Pengolahan pangan merupakan sebuah proses yang digunakan untuk merubah bahan mentah menjadikan bahan yang siap guna. Seperti halnya proses pengolahan bahan pangan yang terjadi pada produksi pemasakan makanan, hal ini penting sekali diperhatikan karena proses pengolahan bahan pangan tidak bisa dilakukan sembrangan, melainkan harus memiliki porsi dan aturan sendiri, pada pengolahan inilah yang akan menentukan nilai kandungan gizi yang akan masuk kedalam tubuh.

Pengolahan bahan pangan terhadap karbohidrat
Karbohidrat merupakan sumber kalori yang akan diolah sehingga menjadikan sumber energy yang dibutuhkan setiap hari. Aktivitas yang padat jika tidak diimbangi dengan mengkonsumsi makanan kaya akan serat dan kalori maka akan merasa lemas dan tidak bersemangat. Pemasakan yang dilakukan pada bahan pangan juga dapat mempengaruhi kadar karbohidrat yang ada pada suatu makanan, sehingga karbohidrat akan memudar. Hal yang tidak diinginkan juga mungkin saja terjadi ketika bahan pangan melalui proses pemasakan yang tidak sesuai dengan porsinya, maka kandungan karbohidrat akan memudar dan berkurang dalam sebuah makanan. Dalam proses pengolahan yang dimasak terlalu lama akan menghilangkan karbohidrat juga akan memudarkan serat yang sangat dibutuhkan tubuh setiap hari karena terpanaskan dalam waktu yang amat lama.

Pengolahan bahan pangan terhadap lemak
Lemak juga dibutuhkan dalam tubuh namun tidak sebanyak karbohidrat yang sudah dijelaskan diatas. Lemak bisa saja menjadi racun dalam tubuh jika tidak diolah dengan baik pada proses pemasakannya. Rata-rata pemasakan dilakukan dengan cara memanaskan sebuah bahan pangan. Pemanasan ini biasa dilakukan dengna penggorengan, dalam hal ini jika penggorengan atau pemasakan sebuah bahan pangan tidak dilakukan dengan baik maka akan merubah kandungan terutama pada lemak. Kandungan lemak yang terlalu lama memudar karena dipanaskan dapat berbentuk produk polimerisasi yang akan menjadi racun dalam tubuh. Saat dimakan mungkin saja tidak terasa namun organ dalamlah yang akan merasakannya.
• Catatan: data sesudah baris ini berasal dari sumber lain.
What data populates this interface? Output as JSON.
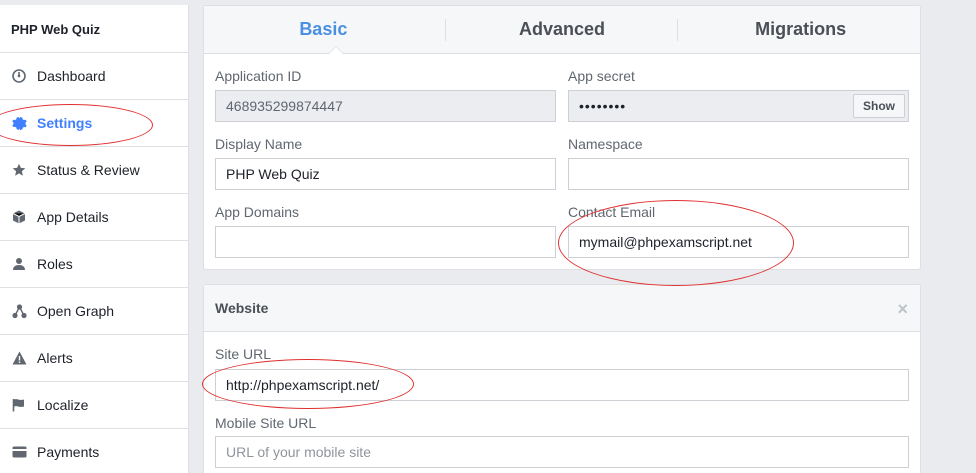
{
  "sidebar": {
    "app_name": "PHP Web Quiz",
    "items": [
      {
        "label": "Dashboard",
        "icon": "dashboard-icon"
      },
      {
        "label": "Settings",
        "icon": "gear-icon",
        "active": true
      },
      {
        "label": "Status & Review",
        "icon": "star-icon"
      },
      {
        "label": "App Details",
        "icon": "cube-icon"
      },
      {
        "label": "Roles",
        "icon": "person-icon"
      },
      {
        "label": "Open Graph",
        "icon": "graph-icon"
      },
      {
        "label": "Alerts",
        "icon": "warning-icon"
      },
      {
        "label": "Localize",
        "icon": "flag-icon"
      },
      {
        "label": "Payments",
        "icon": "credit-card-icon"
      }
    ]
  },
  "tabs": [
    "Basic",
    "Advanced",
    "Migrations"
  ],
  "basic": {
    "app_id_label": "Application ID",
    "app_id_value": "468935299874447",
    "app_secret_label": "App secret",
    "app_secret_mask": "••••••••",
    "show_label": "Show",
    "display_name_label": "Display Name",
    "display_name_value": "PHP Web Quiz",
    "namespace_label": "Namespace",
    "namespace_value": "",
    "app_domains_label": "App Domains",
    "app_domains_value": "",
    "contact_email_label": "Contact Email",
    "contact_email_value": "mymail@phpexamscript.net"
  },
  "website": {
    "title": "Website",
    "close": "×",
    "site_url_label": "Site URL",
    "site_url_value": "http://phpexamscript.net/",
    "mobile_url_label": "Mobile Site URL",
    "mobile_url_placeholder": "URL of your mobile site"
  },
  "colors": {
    "accent": "#4a90e2",
    "annotation": "#e03030"
  }
}
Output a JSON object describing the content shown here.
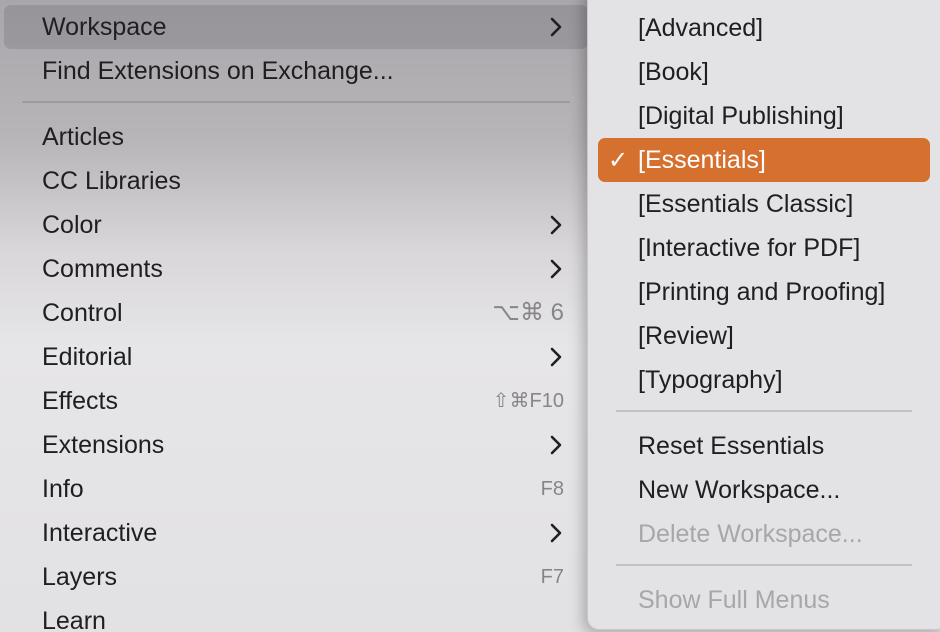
{
  "main_menu": {
    "workspace": {
      "label": "Workspace"
    },
    "find_extensions": {
      "label": "Find Extensions on Exchange..."
    },
    "items": [
      {
        "label": "Articles"
      },
      {
        "label": "CC Libraries"
      },
      {
        "label": "Color"
      },
      {
        "label": "Comments"
      },
      {
        "label": "Control",
        "shortcut": "⌥⌘ 6"
      },
      {
        "label": "Editorial"
      },
      {
        "label": "Effects",
        "shortcut": "⇧⌘F10"
      },
      {
        "label": "Extensions"
      },
      {
        "label": "Info",
        "shortcut": "F8"
      },
      {
        "label": "Interactive"
      },
      {
        "label": "Layers",
        "shortcut": "F7"
      },
      {
        "label": "Learn"
      }
    ]
  },
  "workspace_submenu": {
    "check_mark": "✓",
    "workspaces": [
      {
        "label": "[Advanced]"
      },
      {
        "label": "[Book]"
      },
      {
        "label": "[Digital Publishing]"
      },
      {
        "label": "[Essentials]",
        "checked": true
      },
      {
        "label": "[Essentials Classic]"
      },
      {
        "label": "[Interactive for PDF]"
      },
      {
        "label": "[Printing and Proofing]"
      },
      {
        "label": "[Review]"
      },
      {
        "label": "[Typography]"
      }
    ],
    "reset": {
      "label": "Reset Essentials"
    },
    "new_workspace": {
      "label": "New Workspace..."
    },
    "delete_workspace": {
      "label": "Delete Workspace...",
      "enabled": false
    },
    "show_full_menus": {
      "label": "Show Full Menus",
      "enabled": false
    }
  },
  "colors": {
    "selection": "#d5702e",
    "hover": "#8a868f",
    "text": "#1f1e21",
    "disabled_text": "#a8a6aa"
  }
}
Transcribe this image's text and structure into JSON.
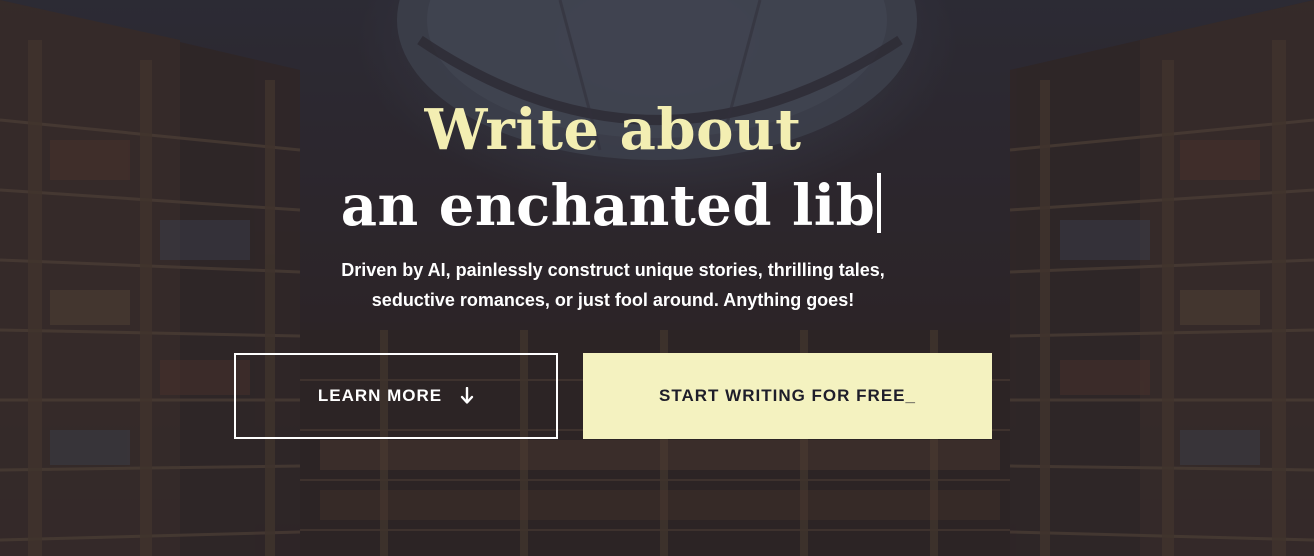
{
  "hero": {
    "headline_line1": "Write about",
    "headline_line2": "an enchanted lib",
    "tagline_line1": "Driven by AI, painlessly construct unique stories, thrilling tales,",
    "tagline_line2": "seductive romances, or just fool around. Anything goes!"
  },
  "buttons": {
    "learn_more": "LEARN MORE",
    "learn_more_icon": "arrow-down-icon",
    "start_writing": "START WRITING FOR FREE_"
  },
  "colors": {
    "accent": "#f3eeb2",
    "button_fill": "#f4f2c0",
    "button_text": "#1e1d2a",
    "text": "#ffffff"
  }
}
Pengolahan bahan pangan terhadap protein
Proses pemasakan yang dipanaskan dalam durasi waktu yang lama dalam suhu tertentu akan menyebabkan kerusakan kandungan dalam protein makanan. Ketika proses pemasakan yan tidak pada porsinya dapa menyebabkan denaturasi pada makanan. Denaturasi adalah perubahan struktur protein dimana pada keadaan terdenaturasi penuh akan menghilangkan fungsi protein sekunder dan tersier. Jadi pada proses pemasakan yang tidak benar akan menghilangkan fungsional protein yang terkandung dalam makanan. Sehingga kadar protein yang diharapkan oleh tubuh kita tidak akan terpenuhi dengan baik.


Telah diketahui bahwa pengolahan bahan pangan sangat mempengaruhi keberadaan kandungan gizi yang aka nada pada sebuah makanan. Maka dari itu sangat penting untuk mengetahui makanan tersebut sudah diolah dengan baik atau tidak, jangan hanya rasanya saja yang dirasakan tapi juga kandungannya terhadap tubuh kita.